Tri-State Media Ministry of New York, New Jersey and Connecticut -- $19,000 to assist in the production of six half-hour television programs on hunger-related problems in urban America.

Oxfam-- $52,000, payable over two years, for a radio extension education project in Cochabamba, Bolivia, to help local farmers improve marketing conditions for their produce.

South Africa Council of Churches -- $10,000 to the Asingeni Relief Fund and $10,000 to the Dependents' Conference Fund. Both programs provide legal assistance for political detainees. These grants were channeled through Church World Service.

A special appropriation of $75,000 was made from the Rochester Gift for the production of a film about the work and ministry of the Presiding Bishop's Fund.
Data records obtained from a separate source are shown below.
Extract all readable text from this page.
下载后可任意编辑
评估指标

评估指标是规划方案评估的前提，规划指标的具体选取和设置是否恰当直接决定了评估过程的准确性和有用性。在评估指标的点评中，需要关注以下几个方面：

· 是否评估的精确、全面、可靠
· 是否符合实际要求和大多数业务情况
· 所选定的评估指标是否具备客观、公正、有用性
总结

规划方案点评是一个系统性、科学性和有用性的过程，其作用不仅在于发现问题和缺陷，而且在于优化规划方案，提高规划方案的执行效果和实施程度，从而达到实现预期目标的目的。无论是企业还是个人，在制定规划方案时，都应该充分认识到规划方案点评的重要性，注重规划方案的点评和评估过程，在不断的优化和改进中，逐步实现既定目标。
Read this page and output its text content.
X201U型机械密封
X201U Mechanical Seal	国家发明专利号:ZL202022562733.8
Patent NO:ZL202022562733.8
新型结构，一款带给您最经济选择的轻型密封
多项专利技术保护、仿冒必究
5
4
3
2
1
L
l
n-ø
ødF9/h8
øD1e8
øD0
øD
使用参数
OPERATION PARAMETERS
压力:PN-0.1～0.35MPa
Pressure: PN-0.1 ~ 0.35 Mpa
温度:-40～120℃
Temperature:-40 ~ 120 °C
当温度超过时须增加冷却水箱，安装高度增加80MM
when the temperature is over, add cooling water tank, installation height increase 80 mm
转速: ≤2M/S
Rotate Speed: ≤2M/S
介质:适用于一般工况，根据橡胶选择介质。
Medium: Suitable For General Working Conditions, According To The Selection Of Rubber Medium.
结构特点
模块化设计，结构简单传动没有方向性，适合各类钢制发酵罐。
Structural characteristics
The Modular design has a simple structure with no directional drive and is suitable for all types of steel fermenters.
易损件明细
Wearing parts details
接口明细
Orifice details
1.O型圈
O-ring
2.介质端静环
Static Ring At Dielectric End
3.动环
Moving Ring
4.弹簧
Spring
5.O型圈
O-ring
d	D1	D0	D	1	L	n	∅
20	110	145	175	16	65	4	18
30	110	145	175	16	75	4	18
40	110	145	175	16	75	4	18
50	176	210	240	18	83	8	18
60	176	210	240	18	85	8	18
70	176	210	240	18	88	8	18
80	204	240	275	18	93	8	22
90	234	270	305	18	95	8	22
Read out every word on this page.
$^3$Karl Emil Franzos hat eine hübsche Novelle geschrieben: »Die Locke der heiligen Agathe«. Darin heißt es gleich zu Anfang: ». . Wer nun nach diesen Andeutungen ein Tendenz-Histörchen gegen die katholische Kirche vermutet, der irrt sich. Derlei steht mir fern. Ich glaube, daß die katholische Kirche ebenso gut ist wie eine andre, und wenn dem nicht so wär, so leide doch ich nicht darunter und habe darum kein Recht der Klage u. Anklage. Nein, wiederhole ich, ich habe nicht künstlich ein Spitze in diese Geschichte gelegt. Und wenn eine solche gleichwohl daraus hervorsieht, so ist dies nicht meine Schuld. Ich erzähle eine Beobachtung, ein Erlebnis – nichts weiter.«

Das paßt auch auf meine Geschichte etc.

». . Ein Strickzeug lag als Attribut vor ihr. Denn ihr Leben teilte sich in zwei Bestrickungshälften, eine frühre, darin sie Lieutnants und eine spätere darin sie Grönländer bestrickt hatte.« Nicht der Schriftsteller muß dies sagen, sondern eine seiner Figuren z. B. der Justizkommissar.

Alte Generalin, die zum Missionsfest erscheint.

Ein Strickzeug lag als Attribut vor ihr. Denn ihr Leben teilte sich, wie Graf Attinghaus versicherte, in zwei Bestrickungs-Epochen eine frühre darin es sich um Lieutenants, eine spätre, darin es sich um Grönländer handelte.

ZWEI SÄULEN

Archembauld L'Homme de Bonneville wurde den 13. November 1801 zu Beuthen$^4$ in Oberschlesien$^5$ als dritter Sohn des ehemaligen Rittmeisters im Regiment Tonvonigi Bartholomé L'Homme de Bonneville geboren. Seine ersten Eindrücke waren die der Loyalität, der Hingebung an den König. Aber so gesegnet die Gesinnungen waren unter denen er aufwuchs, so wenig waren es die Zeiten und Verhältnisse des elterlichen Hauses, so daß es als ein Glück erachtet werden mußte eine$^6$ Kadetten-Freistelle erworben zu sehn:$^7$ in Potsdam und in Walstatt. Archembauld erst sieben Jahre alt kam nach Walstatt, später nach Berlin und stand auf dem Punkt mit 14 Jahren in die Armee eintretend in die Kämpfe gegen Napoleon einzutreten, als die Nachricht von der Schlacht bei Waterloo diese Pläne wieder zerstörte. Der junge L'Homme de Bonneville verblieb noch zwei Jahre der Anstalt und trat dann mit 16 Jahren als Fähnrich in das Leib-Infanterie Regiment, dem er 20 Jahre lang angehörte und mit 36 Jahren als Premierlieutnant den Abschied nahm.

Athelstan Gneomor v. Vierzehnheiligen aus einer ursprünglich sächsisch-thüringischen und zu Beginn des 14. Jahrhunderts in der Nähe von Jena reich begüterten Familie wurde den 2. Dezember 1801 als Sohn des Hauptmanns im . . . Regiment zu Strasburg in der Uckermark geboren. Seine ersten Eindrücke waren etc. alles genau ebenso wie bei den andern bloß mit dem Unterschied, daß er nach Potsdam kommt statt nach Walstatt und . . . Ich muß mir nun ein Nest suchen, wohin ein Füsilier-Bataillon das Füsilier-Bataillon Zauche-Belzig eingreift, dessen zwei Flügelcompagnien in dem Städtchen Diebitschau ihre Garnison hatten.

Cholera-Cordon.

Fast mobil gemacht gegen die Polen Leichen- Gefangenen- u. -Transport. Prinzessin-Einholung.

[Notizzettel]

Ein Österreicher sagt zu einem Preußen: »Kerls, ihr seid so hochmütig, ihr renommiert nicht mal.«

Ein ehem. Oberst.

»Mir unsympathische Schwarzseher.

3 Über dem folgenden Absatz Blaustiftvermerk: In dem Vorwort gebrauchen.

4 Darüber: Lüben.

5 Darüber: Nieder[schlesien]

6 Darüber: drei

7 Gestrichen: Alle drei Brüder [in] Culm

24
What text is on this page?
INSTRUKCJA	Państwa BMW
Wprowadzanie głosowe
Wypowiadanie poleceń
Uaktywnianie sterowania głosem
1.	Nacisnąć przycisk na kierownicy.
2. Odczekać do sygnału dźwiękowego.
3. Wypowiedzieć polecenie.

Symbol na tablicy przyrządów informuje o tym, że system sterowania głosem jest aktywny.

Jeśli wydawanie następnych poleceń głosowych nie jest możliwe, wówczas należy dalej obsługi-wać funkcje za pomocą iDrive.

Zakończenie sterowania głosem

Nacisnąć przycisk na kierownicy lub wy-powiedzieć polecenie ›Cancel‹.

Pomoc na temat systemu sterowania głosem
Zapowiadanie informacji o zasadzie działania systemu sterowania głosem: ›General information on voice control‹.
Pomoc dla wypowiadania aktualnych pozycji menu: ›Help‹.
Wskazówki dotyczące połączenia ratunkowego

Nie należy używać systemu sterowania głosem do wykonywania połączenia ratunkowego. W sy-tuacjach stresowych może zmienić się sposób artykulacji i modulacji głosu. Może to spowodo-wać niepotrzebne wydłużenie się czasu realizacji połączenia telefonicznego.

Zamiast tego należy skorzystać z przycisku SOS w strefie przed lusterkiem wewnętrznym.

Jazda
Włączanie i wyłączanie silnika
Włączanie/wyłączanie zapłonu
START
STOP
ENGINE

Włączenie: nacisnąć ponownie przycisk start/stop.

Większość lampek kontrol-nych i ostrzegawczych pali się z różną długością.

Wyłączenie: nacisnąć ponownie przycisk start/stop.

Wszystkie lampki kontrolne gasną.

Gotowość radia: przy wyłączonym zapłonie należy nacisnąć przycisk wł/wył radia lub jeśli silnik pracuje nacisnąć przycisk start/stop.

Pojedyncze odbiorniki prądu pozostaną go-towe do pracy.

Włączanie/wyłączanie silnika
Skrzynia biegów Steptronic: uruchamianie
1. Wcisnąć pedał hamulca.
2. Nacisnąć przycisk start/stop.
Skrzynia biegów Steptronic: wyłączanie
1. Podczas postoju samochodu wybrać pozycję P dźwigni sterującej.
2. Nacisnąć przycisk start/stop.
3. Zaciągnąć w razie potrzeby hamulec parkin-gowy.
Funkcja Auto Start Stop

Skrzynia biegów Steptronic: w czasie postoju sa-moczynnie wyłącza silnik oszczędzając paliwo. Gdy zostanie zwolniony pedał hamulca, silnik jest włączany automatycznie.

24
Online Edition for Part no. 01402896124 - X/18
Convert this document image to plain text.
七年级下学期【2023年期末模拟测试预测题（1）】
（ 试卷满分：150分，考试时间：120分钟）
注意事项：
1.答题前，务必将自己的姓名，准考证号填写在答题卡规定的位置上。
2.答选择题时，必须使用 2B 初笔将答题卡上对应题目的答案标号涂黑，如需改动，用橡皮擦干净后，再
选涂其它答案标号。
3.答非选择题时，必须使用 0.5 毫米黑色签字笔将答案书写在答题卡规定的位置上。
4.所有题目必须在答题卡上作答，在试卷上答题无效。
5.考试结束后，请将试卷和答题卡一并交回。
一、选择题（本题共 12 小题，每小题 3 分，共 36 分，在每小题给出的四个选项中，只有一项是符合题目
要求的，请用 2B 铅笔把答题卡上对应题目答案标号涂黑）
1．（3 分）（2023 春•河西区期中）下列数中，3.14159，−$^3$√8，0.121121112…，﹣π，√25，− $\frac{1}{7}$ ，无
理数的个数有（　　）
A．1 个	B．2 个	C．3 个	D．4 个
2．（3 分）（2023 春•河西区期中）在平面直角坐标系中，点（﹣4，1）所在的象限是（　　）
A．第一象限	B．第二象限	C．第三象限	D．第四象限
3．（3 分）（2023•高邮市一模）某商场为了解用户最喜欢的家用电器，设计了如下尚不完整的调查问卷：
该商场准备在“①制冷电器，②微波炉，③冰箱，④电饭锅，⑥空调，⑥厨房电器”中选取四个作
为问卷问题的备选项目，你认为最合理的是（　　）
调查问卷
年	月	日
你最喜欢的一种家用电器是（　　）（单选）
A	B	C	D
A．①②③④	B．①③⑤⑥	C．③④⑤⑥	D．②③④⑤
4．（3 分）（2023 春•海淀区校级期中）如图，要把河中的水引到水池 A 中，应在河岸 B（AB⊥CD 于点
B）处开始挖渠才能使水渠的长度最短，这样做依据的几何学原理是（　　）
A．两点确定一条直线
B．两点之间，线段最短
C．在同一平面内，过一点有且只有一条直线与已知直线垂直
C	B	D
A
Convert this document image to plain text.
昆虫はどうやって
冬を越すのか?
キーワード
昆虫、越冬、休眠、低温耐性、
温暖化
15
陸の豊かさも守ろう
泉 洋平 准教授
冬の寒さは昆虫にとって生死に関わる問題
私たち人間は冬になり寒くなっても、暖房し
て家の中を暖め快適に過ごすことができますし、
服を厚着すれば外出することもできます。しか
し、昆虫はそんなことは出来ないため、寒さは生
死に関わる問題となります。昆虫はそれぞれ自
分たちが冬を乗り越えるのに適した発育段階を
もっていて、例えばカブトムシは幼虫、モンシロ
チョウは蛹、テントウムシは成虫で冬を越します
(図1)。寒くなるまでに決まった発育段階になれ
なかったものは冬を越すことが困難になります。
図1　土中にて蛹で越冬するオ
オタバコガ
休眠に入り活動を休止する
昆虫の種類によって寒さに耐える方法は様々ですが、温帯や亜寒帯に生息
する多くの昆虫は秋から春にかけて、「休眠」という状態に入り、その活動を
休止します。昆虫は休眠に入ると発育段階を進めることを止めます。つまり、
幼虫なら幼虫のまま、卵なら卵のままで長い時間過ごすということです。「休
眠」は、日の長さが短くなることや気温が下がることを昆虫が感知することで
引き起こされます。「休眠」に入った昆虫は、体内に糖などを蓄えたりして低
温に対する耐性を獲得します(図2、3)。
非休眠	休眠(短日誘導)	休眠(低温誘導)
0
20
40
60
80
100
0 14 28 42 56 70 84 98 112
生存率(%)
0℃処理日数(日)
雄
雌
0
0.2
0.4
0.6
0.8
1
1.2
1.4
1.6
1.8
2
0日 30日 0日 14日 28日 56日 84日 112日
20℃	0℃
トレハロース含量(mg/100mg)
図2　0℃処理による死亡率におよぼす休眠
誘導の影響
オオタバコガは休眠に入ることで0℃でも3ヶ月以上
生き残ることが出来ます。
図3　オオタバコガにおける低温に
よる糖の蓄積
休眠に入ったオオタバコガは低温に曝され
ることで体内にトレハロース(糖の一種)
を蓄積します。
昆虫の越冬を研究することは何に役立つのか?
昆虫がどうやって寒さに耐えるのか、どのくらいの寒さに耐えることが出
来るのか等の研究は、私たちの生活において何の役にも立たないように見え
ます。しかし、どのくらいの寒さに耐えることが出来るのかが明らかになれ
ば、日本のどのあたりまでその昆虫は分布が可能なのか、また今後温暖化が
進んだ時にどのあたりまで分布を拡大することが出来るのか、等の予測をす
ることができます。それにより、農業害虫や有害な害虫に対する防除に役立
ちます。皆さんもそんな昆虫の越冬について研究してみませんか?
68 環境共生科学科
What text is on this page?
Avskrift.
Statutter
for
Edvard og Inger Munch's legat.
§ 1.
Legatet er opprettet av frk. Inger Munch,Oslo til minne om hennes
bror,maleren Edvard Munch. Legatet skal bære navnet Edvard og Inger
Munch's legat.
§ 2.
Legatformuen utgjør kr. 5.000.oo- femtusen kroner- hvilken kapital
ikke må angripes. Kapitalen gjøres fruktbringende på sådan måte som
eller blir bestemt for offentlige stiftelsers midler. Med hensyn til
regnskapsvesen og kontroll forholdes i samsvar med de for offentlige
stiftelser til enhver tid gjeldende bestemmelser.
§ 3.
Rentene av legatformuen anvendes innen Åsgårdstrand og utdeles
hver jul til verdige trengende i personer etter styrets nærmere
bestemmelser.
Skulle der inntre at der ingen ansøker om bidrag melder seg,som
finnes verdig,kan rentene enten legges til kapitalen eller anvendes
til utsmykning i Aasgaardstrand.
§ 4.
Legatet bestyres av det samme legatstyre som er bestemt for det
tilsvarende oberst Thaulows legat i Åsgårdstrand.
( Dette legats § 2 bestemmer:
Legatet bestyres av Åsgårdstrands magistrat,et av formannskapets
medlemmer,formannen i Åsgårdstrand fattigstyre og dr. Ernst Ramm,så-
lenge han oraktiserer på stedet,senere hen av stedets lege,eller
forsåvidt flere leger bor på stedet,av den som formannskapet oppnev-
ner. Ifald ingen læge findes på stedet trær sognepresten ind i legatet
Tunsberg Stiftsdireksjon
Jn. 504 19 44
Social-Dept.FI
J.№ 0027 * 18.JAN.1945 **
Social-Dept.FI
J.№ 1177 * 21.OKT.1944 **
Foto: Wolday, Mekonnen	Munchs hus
The film, the first in many years about the Fund, will be premiered at the Episcopal Church's General Convention in Denver, Colo., in September. It will then be available as an educational and promotional tool for use in parishes and dioceses.

In addition to production ideas for the film, the Board discussed plans for a special Convention concert by folk singer John Denver. The concert will be sponsored by the Episcopal Church's National Hunger Committee, and proceeds will go to the Presiding Bishop's Fund.

In other business, the Rev. Samir J. Habiby, Executive Director of the Fund, reported that the second phase of the Episcopal Church's Consultation on Immigration and Refugee Concerns will be held in Dallas in early June. The consultations are planned and sponsored by a special Ad Hoc Committee convened in response to a resolution passed by the Executive Council in 1978. The Rev. Canon Oliver B. Garver, Jr., Diocese of Los Angeles, has served as convener for the consultations.

Mrs. Isis Brown, Refugee and Immigration Program Officer for the Fund, reported that the Episcopal Church assisted in the resettlement of 811 refugees in 1978, including persons from Indochina, Rumania, Armenia, Yugoslavia, Iraq and Ethiopia. Mrs. Brown noted that since its inception in 1949, the Fund's refugee resettlement program has found new homes in the U.S. for more than 43,000 refugees.